Фридрих ощутил, как что-то изнутри начинает разрывать его на части. Медленно и слишком больно, словно раскаленное лезвие ножа проникает в его сердце. Оно истекает не кровью, а чем-то другим, что более ценно для молодого солдата. В глазах появились мутные пятна, а очертания звериного взгляда Альберта Нойманна стало расплывчатым. Тени заплясали в замысловатом танце, цвета начали смешиваться. Однако единственный силуэт был виден настолько отчетливо, что казался ненастоящим. Зелёное платье слабо колыхалось в непонятном вихре, загорелая кожа была словно подсвечена солнцем, а мягкие каштановые кудри волнами обрамляли её лицо, столь нежное и трогательное. Но взгляд зеленых глаз оставался ярким, как будто в нём была искра, что заставляла всё вокруг оживать. Но любимый взгляд ничего не пробудил в солдате. Он лишь заставил его ужаснуться и еле слышно проронить:

— Нет…

— Вы узнаете это, Блумхаген? — голос обер-лейтенанта заставил Фридриха вернуться в реальность. Танец пятен и бликов резко прекратился, всё стало на свои места, а Альберт Нойманн всё продолжал сидеть за столом. Фридрих заморгал, стараясь прийти в чувство, и уставился на деревянную поверхность дорогого стола. На ней при свете одинокого и равнодушного света керосиновой лампы лежал маленький, но до боли знакомый конверт.

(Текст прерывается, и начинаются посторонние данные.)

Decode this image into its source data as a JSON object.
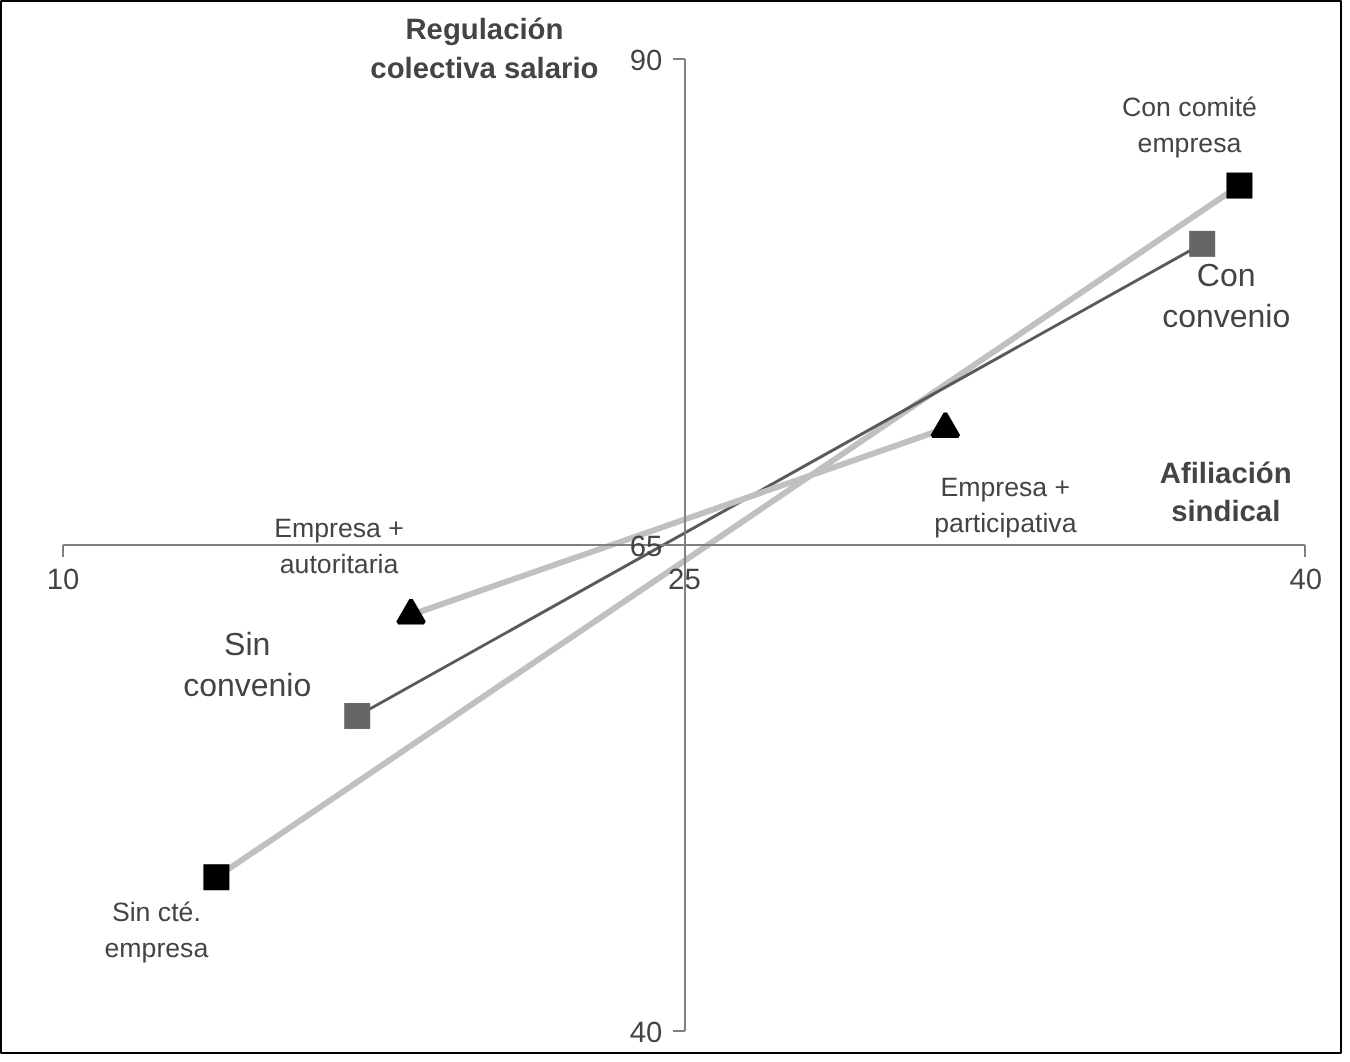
{
  "chart_data": {
    "type": "line",
    "xlabel": "Afiliación sindical",
    "ylabel": "Regulación colectiva salario",
    "xlim": [
      10,
      40
    ],
    "ylim": [
      40,
      90
    ],
    "xticks": [
      10,
      25,
      40
    ],
    "yticks": [
      40,
      65,
      90
    ],
    "series": [
      {
        "x": [
          13.7,
          38.4
        ],
        "values": [
          47.9,
          83.5
        ],
        "color": "#c0c0c0",
        "colors": [
          "#000000",
          "#000000"
        ],
        "marker": "square"
      },
      {
        "x": [
          17.1,
          37.5
        ],
        "values": [
          56.2,
          80.5
        ],
        "color": "#595959",
        "colors": [
          "#666666",
          "#666666"
        ],
        "marker": "square"
      },
      {
        "x": [
          18.4,
          31.3
        ],
        "values": [
          61.4,
          71.0
        ],
        "color": "#c0c0c0",
        "colors": [
          "#000000",
          "#000000"
        ],
        "marker": "triangle"
      }
    ],
    "annotations": [
      {
        "text": "Con comité empresa",
        "x": 38.4,
        "y": 83.5
      },
      {
        "text": "Con convenio",
        "x": 37.5,
        "y": 80.5
      },
      {
        "text": "Empresa + participativa",
        "x": 31.3,
        "y": 71.0
      },
      {
        "text": "Empresa + autoritaria",
        "x": 18.4,
        "y": 61.4
      },
      {
        "text": "Sin convenio",
        "x": 17.1,
        "y": 56.2
      },
      {
        "text": "Sin cté. empresa",
        "x": 13.7,
        "y": 47.9
      }
    ]
  }
}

Ариец замер, всматриваясь в очертания дорогого сердцу клочка бумаги. Внутри образовалась дыра, что помогла Фридриху на миг забыть обо всех чувствах. Солдат сжал челюсти, мысленно настраиваясь на дальнейший разговор с Нойманном. Он предполагал, что всё так обернётся, но всей душой надеялся, что этого не случится.

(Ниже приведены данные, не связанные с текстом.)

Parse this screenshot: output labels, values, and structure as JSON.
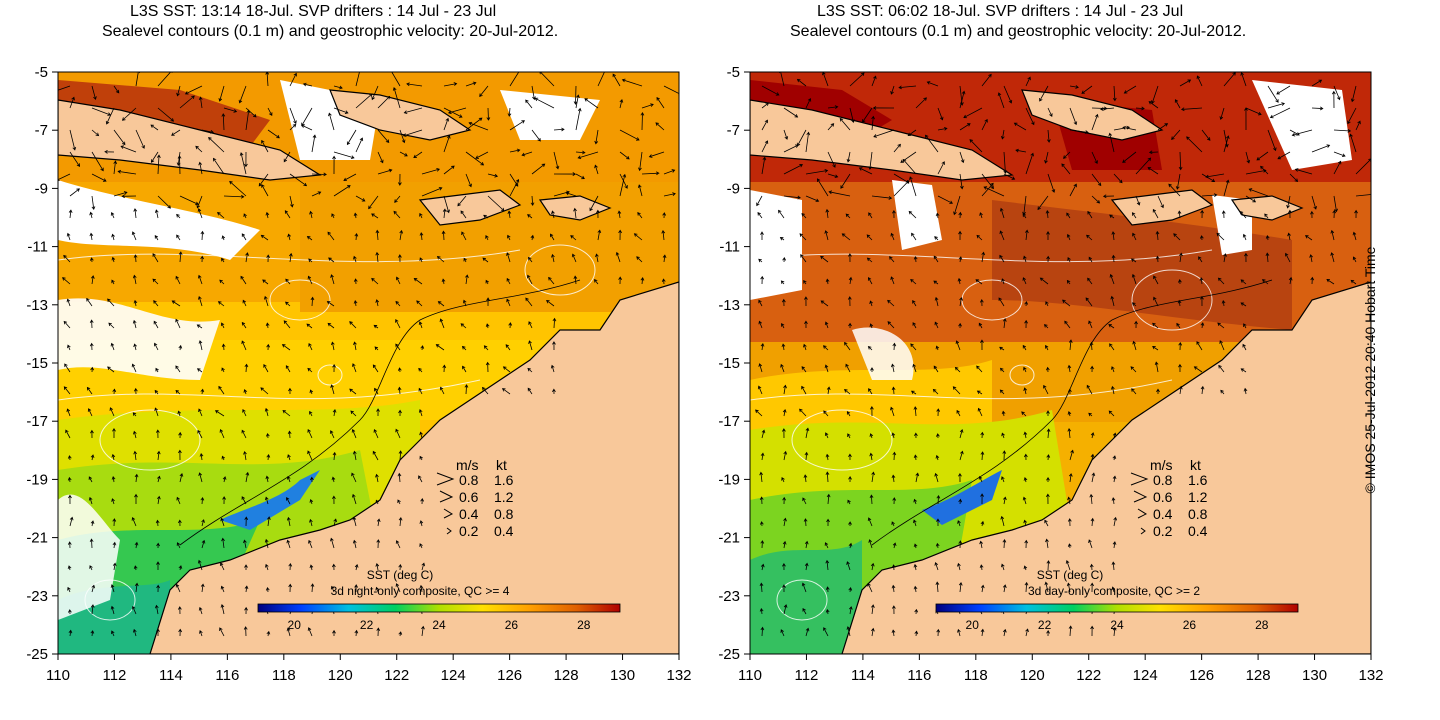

— Откуда это у в-вас? — спросил молодой человек.

Нойманн ничего не ответил, он лишь взял в одну руку конверт и повертел его кончиками пальцев.

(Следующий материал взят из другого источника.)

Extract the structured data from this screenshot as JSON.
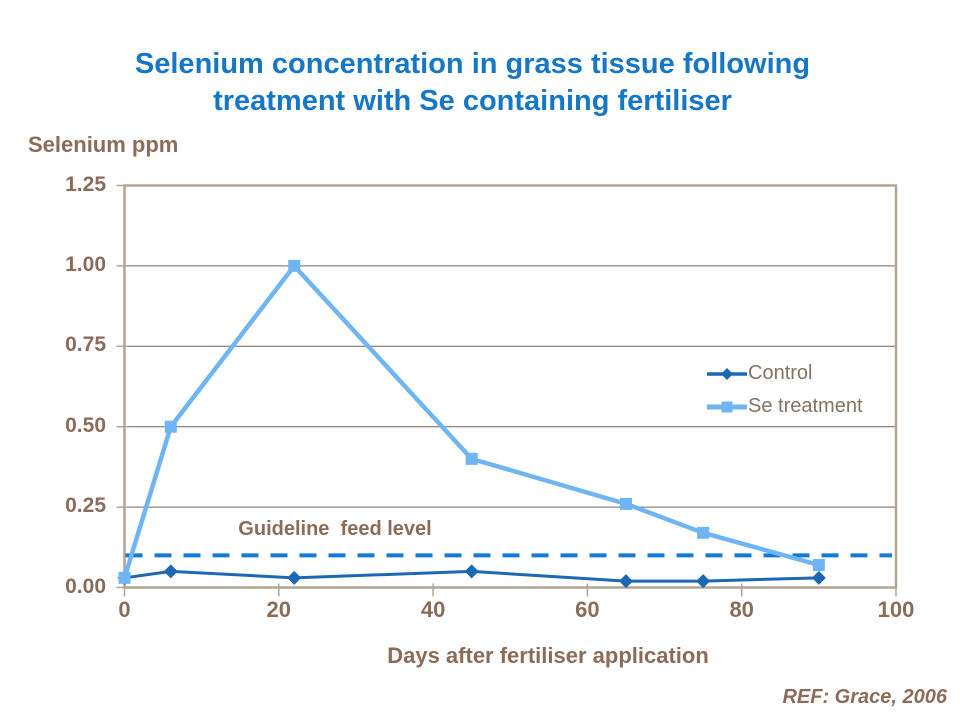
{
  "slide": {
    "title_line1": "Selenium concentration in grass tissue following",
    "title_line2": "treatment with Se containing fertiliser",
    "reference": "REF: Grace, 2006"
  },
  "chart_data": {
    "type": "line",
    "title": "Selenium concentration in grass tissue following treatment with Se containing fertiliser",
    "xlabel": "Days after fertiliser application",
    "ylabel": "Selenium ppm",
    "x": [
      0,
      6,
      22,
      45,
      65,
      75,
      90
    ],
    "series": [
      {
        "name": "Control",
        "color": "#1C68B4",
        "marker": "diamond",
        "line_width": 3,
        "values": [
          0.03,
          0.05,
          0.03,
          0.05,
          0.02,
          0.02,
          0.03
        ]
      },
      {
        "name": "Se treatment",
        "color": "#6FB5F3",
        "marker": "square",
        "line_width": 4.5,
        "values": [
          0.03,
          0.5,
          1.0,
          0.4,
          0.26,
          0.17,
          0.07
        ]
      }
    ],
    "guideline": {
      "label": "Guideline  feed level",
      "value": 0.1,
      "color": "#147AD4",
      "style": "dashed"
    },
    "x_ticks": [
      "0",
      "20",
      "40",
      "60",
      "80",
      "100"
    ],
    "y_ticks": [
      "0.00",
      "0.25",
      "0.50",
      "0.75",
      "1.00",
      "1.25"
    ],
    "xlim": [
      0,
      100
    ],
    "ylim": [
      0,
      1.25
    ],
    "grid": "horizontal",
    "legend_position": "inside-right"
  },
  "colors": {
    "title_blue": "#1577C6",
    "label_brown": "#8A6C58",
    "legend_text": "#847262",
    "gridline": "#6E665C",
    "axis_tan": "#B2A495",
    "background": "#FFFFFF"
  }
}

— Это не так важно. Главное — это то, что я узнал о своём солдате. А именно о его несоблюдении воинских обязанностей. Любовь — это наркотик. Она усыпляет нас, делает уязвимыми и, конечно же, заставляет забыться. Многие солдаты ищут утешения в женских объятиях. Но только я уверен, что если перед ними встанет выбор между службой и борделем, они непременно выберут первое.

Фридрих скривился, однако не проронил ни слова.

— Но знаете, Блумхаген, — вновь начал Нойманн, откидываясь спиной на стул. — одно дело просто развлекаться. Совсем другое подрывать порядок в части.

Голос обер-лейтенанта вдруг снизился на пару тонов. Арией сразу насторожился.

— Ч-что вы хотите этим с-сказать? — задал он вопрос.

Нойманн невесело ухмыльнулся, показав свой оскал.

— Вы связались не просто с девушкой, Блумхаген, а с американской журналисткой. Стоит ли вам напомнить, что Соединенные Штаты наши враги? Или вы настолько глупец, что считаете, будто бы это любовь до гроба соединила вас?! И ведь у вас не было даже мыслей о том, что эта женщина может являться иностранным шпионом.